What this hopefully highlights is that any two sets that satisfy Definition 2.1.3 and in some sense are the same dimension then whatever we say about one we can say about the other. And, any visualization of one is, in a way, also a visualization of the other.

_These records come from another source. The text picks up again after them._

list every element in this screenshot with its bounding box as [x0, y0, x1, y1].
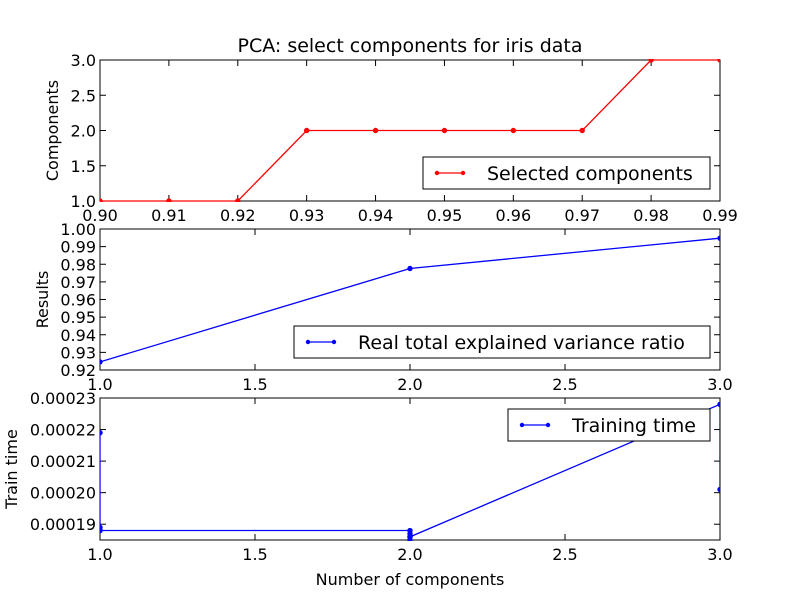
y-tick-label: 0.00019	[30, 515, 96, 534]
x-tick-label: 0.99	[702, 206, 738, 225]
y-tick-label: 0.93	[60, 343, 96, 362]
legend-marker	[460, 170, 466, 176]
plot-area	[100, 59, 720, 202]
y-tick-label: 2.5	[71, 86, 96, 105]
y-axis-label: Components	[43, 80, 62, 181]
x-tick-label: 2.0	[397, 375, 422, 394]
legend-marker	[305, 339, 311, 345]
x-tick-label: 0.96	[496, 206, 532, 225]
data-point	[100, 359, 103, 365]
y-axis-label: Results	[33, 271, 52, 329]
legend-marker	[434, 170, 440, 176]
y-tick-label: 0.97	[60, 273, 96, 292]
y-tick-label: 0.00022	[30, 421, 96, 440]
data-point	[717, 235, 720, 241]
x-tick-label: 3.0	[707, 375, 732, 394]
legend-box	[422, 156, 711, 190]
chart-title: PCA: select components for iris data	[237, 35, 582, 57]
data-point	[100, 430, 103, 436]
data-point	[372, 127, 379, 134]
x-tick-label: 0.94	[358, 206, 394, 225]
x-tick-label: 2.5	[552, 545, 577, 564]
data-point	[407, 534, 413, 540]
y-tick-label: 1.00	[60, 220, 96, 239]
y-tick-label: 1.5	[71, 157, 96, 176]
data-point	[717, 486, 720, 493]
y-tick-label: 0.95	[60, 308, 96, 327]
x-axis-label: Number of components	[316, 570, 505, 589]
y-tick-label: 0.96	[60, 291, 96, 310]
x-tick-label: 0.98	[633, 206, 669, 225]
data-point	[407, 265, 413, 272]
subplot-3: 1.0 1.5 2.0 2.5 3.0 0.00019 0.00020 0.00021 0.00…	[2, 389, 733, 589]
legend: Selected components	[422, 156, 711, 190]
x-tick-label: 3.0	[707, 545, 732, 564]
x-tick-label: 1.5	[242, 375, 267, 394]
y-tick-label: 0.92	[60, 361, 96, 380]
data-point	[100, 198, 103, 202]
x-tick-label: 1.0	[87, 545, 112, 564]
legend: Real total explained variance ratio	[293, 325, 711, 359]
y-tick-label: 0.00021	[30, 452, 96, 471]
data-point	[166, 198, 172, 202]
y-tick-label: 0.00023	[30, 389, 96, 408]
x-tick-label: 0.95	[427, 206, 463, 225]
y-tick-label: 0.94	[60, 326, 96, 345]
data-point	[441, 127, 448, 134]
legend-marker	[545, 422, 551, 428]
y-tick-label: 1.0	[71, 192, 96, 211]
legend-box	[293, 325, 711, 359]
data-point	[510, 127, 517, 134]
y-tick-label: 0.00020	[30, 484, 96, 503]
x-tick-label: 2.0	[397, 545, 422, 564]
data-point	[717, 401, 720, 408]
y-tick-label: 0.98	[60, 255, 96, 274]
x-tick-label: 1.0	[87, 375, 112, 394]
data-point	[648, 59, 654, 63]
y-tick-label: 0.99	[60, 238, 96, 257]
legend-marker	[331, 339, 337, 345]
subplot-1: 0.90 0.91 0.92 0.93 0.94 0.95 0.96 0.97 0.98 0.99…	[43, 35, 738, 225]
data-point	[303, 127, 310, 134]
legend-marker	[519, 422, 525, 428]
x-tick-label: 2.5	[552, 375, 577, 394]
series-line	[100, 59, 720, 202]
data-point	[235, 198, 241, 202]
plot-area	[100, 401, 720, 541]
plot-area	[100, 235, 720, 365]
x-tick-label: 0.93	[289, 206, 325, 225]
y-tick-label: 3.0	[71, 51, 96, 70]
subplot-2: 1.0 1.5 2.0 2.5 3.00.920.930.940.950.960.970…	[33, 220, 733, 394]
x-tick-label: 0.91	[151, 206, 187, 225]
x-tick-label: 0.90	[82, 206, 118, 225]
legend-label: Training time	[571, 415, 696, 437]
data-point	[717, 59, 720, 63]
y-tick-label: 2.0	[71, 122, 96, 141]
x-tick-label: 0.92	[220, 206, 256, 225]
data-point	[100, 527, 103, 534]
legend-label: Real total explained variance ratio	[358, 332, 685, 354]
y-axis-label: Train time	[2, 429, 21, 510]
charts: 0.90 0.91 0.92 0.93 0.94 0.95 0.96 0.97 0.98 0.99…	[2, 35, 738, 589]
x-tick-label: 1.5	[242, 545, 267, 564]
x-tick-label: 0.97	[564, 206, 600, 225]
data-point	[579, 127, 585, 134]
legend: Training time	[507, 408, 711, 442]
legend-label: Selected components	[487, 163, 693, 185]
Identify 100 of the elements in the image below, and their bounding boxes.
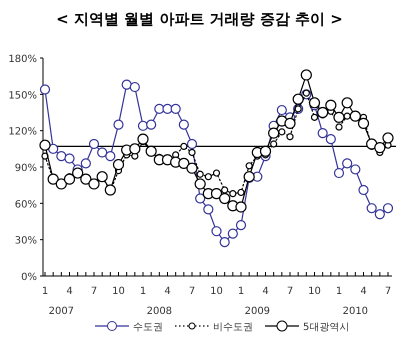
point bbox=[195, 193, 206, 204]
point bbox=[178, 120, 189, 130]
point bbox=[276, 104, 287, 116]
point bbox=[64, 153, 75, 164]
y-tick-label: 150% bbox=[8, 90, 37, 102]
point bbox=[344, 112, 351, 120]
point bbox=[56, 151, 66, 162]
point bbox=[105, 151, 116, 162]
point bbox=[221, 186, 228, 194]
point bbox=[358, 184, 369, 196]
point bbox=[72, 167, 84, 179]
x-tick-label: 4 bbox=[262, 286, 269, 297]
point bbox=[80, 158, 91, 168]
point bbox=[235, 201, 247, 213]
point bbox=[219, 192, 230, 204]
point bbox=[382, 132, 394, 144]
x-tick-label: 7 bbox=[384, 286, 392, 297]
y-tick-label: 30% bbox=[14, 236, 37, 247]
point bbox=[212, 169, 220, 177]
point bbox=[137, 134, 149, 145]
point bbox=[292, 94, 304, 105]
x-tick-label: 7 bbox=[90, 286, 98, 297]
point bbox=[39, 140, 51, 151]
point bbox=[170, 104, 181, 114]
point bbox=[374, 209, 385, 220]
point bbox=[203, 204, 214, 214]
point bbox=[97, 147, 108, 158]
point bbox=[64, 174, 76, 185]
point bbox=[374, 142, 386, 154]
text: 2008 bbox=[146, 306, 172, 317]
x-tick-label: 1 bbox=[140, 286, 146, 297]
point bbox=[56, 178, 67, 190]
point bbox=[300, 69, 312, 81]
point bbox=[112, 158, 124, 170]
y-tick-label: 180% bbox=[8, 54, 37, 65]
point bbox=[284, 118, 296, 129]
y-tick-label: 120% bbox=[8, 126, 37, 138]
x-tick-label: 1 bbox=[42, 286, 48, 297]
point bbox=[186, 138, 198, 150]
x-tick-label: 1 bbox=[238, 286, 244, 297]
x-tick-label: 4 bbox=[66, 286, 73, 297]
x-tick-label: 4 bbox=[360, 286, 367, 297]
legend-label: 비수도권 bbox=[213, 322, 253, 333]
text: 2009 bbox=[244, 306, 270, 317]
point bbox=[268, 127, 280, 139]
point bbox=[220, 236, 230, 248]
point bbox=[382, 203, 394, 214]
point bbox=[40, 84, 50, 95]
point bbox=[104, 184, 116, 196]
point bbox=[342, 97, 353, 108]
point bbox=[325, 100, 336, 111]
point bbox=[196, 170, 204, 178]
point bbox=[333, 112, 345, 123]
point bbox=[358, 118, 370, 129]
x-tick-label: 10 bbox=[112, 286, 125, 297]
point bbox=[210, 188, 222, 200]
point bbox=[229, 190, 236, 198]
point bbox=[48, 144, 58, 154]
point bbox=[178, 158, 190, 169]
point bbox=[88, 178, 100, 190]
x-tick-label: 10 bbox=[308, 286, 321, 297]
point bbox=[286, 133, 294, 140]
legend-label: 5대광역시 bbox=[303, 322, 350, 333]
x-tick-label: 4 bbox=[164, 286, 171, 297]
legend-label: 수도권 bbox=[133, 322, 163, 333]
x-tick-label: 1 bbox=[336, 286, 342, 297]
point bbox=[366, 203, 377, 214]
point bbox=[310, 114, 318, 121]
x-tick-label: 7 bbox=[188, 286, 196, 297]
x-tick-label: 7 bbox=[286, 286, 294, 297]
point bbox=[154, 104, 164, 114]
point bbox=[194, 178, 206, 190]
point bbox=[188, 148, 196, 156]
point bbox=[342, 158, 352, 168]
point bbox=[129, 143, 140, 154]
y-tick-label: 0% bbox=[21, 272, 37, 283]
point bbox=[335, 123, 343, 131]
point bbox=[317, 106, 328, 118]
point bbox=[146, 120, 156, 130]
point bbox=[318, 128, 328, 138]
point bbox=[113, 120, 124, 130]
text: 2010 bbox=[342, 306, 368, 317]
point bbox=[270, 140, 278, 148]
point bbox=[246, 162, 253, 170]
y-tick-label: 90% bbox=[14, 163, 37, 174]
point bbox=[308, 97, 320, 108]
point bbox=[334, 168, 344, 178]
point bbox=[88, 138, 100, 150]
point bbox=[366, 138, 378, 150]
chart-title: < 지역별 월별 아파트 거래량 증감 추이 > bbox=[56, 10, 343, 28]
point bbox=[236, 220, 246, 230]
point bbox=[122, 80, 132, 90]
point bbox=[278, 128, 286, 136]
point bbox=[228, 228, 238, 239]
point bbox=[180, 142, 188, 150]
point bbox=[211, 226, 222, 236]
point bbox=[260, 146, 272, 157]
y-tick-label: 60% bbox=[14, 199, 37, 210]
point bbox=[302, 90, 310, 97]
point bbox=[186, 162, 198, 174]
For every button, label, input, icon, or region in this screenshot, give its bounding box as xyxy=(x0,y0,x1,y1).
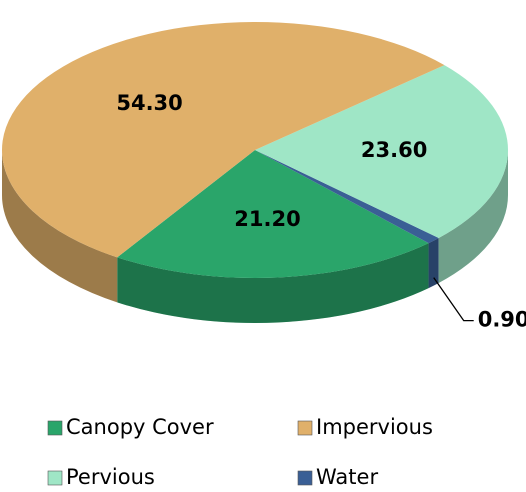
pie-side xyxy=(2,150,118,303)
legend-label: Water xyxy=(316,465,378,489)
legend-label: Canopy Cover xyxy=(66,415,214,439)
pie-side-shade xyxy=(428,238,439,289)
value-label: 23.60 xyxy=(361,138,427,162)
legend-swatch xyxy=(297,470,313,486)
leader-line xyxy=(433,277,474,322)
legend-swatch xyxy=(47,420,63,436)
pie-slice xyxy=(1,21,445,258)
legend-swatch xyxy=(47,470,63,486)
pie-slice xyxy=(255,150,439,244)
value-label: 54.30 xyxy=(116,91,182,115)
pie-side-shade xyxy=(117,243,429,323)
legend-swatch xyxy=(297,420,313,436)
value-label: 0.90 xyxy=(478,308,526,332)
value-label: 21.20 xyxy=(234,207,300,231)
pie-side xyxy=(428,238,439,289)
pie-slice xyxy=(117,150,429,278)
pie-side-shade xyxy=(2,150,118,303)
pie-side xyxy=(438,150,508,284)
pie-side-shade xyxy=(438,150,508,284)
legend-label: Pervious xyxy=(66,465,155,489)
pie-side xyxy=(117,243,429,323)
legend-label: Impervious xyxy=(316,415,433,439)
pie-slice xyxy=(255,65,508,239)
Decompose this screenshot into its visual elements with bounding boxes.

Every point on that plain can be written as a combination of $\vec{v}=[2,3,0]$ and $\vec{u}=[-1,0,5]$ and so equivalently could be the coefficients for a polynomial of the form $f(x)=a\, v(x)+b\, u(x)\text{.}$ In particular we see that the point $(19,21,-15)$ is on the plane. But not all points are on the plain, for example we see that the point $(15,9,5)$ is not, this means there does not exist $a$ and $b$ such that $a\, v(x)+b\, u(x)=15x^2+9x+5$ or $a\vec{v}+b\vec{u}=[15,9,5]\text{.}$ In fact if we try to solve for $a$ and $b$ in the vector equation it doesn't work:

\begin{align*} \left[ \begin{array}{rr|r} 2 \amp -1 \amp 15\\ 3 \amp 0 \amp 9\\ 0 \amp 5 \amp 5 \end{array} \right]\amp\amp\amp \stackrel{\large \frac{1}{3}R_2,\, \frac{1}{5}R_3}{\Huge \leadsto}\amp\amp \left[ \begin{array}{rr|r} 2 \amp -1 \amp 15\\ 1 \amp 0 \amp 3\\ 0 \amp 1 \amp -1 \end{array} \right]\\ \amp\amp\amp \stackrel{\large Swap\ Rows}{\Huge \leadsto}\amp\amp \left[ \begin{array}{rr|r} 1 \amp 0 \amp 3\\ 0 \amp 1 \amp -1\\ 2 \amp -1 \amp 15 \end{array} \right]\\ \amp\amp\amp \stackrel{\large R_3-2R_1+R_2}{\Huge \leadsto}\amp\amp \left[ \begin{array}{rr|r} 1 \amp 0 \amp 3\\ 0 \amp 1 \amp -1\\ 0 \amp 0 \amp 8 \end{array} \right] \end{align*}

which implies $0=8\text{,}$ which is nonsense. We say then that all the linear combinations of $\vec{v}$ and $\vec{u}$ form a subspace, that is they form a vector space of their own, but don't give you every possible point.

###### Section Vocabulary.

Vector Space, Subspace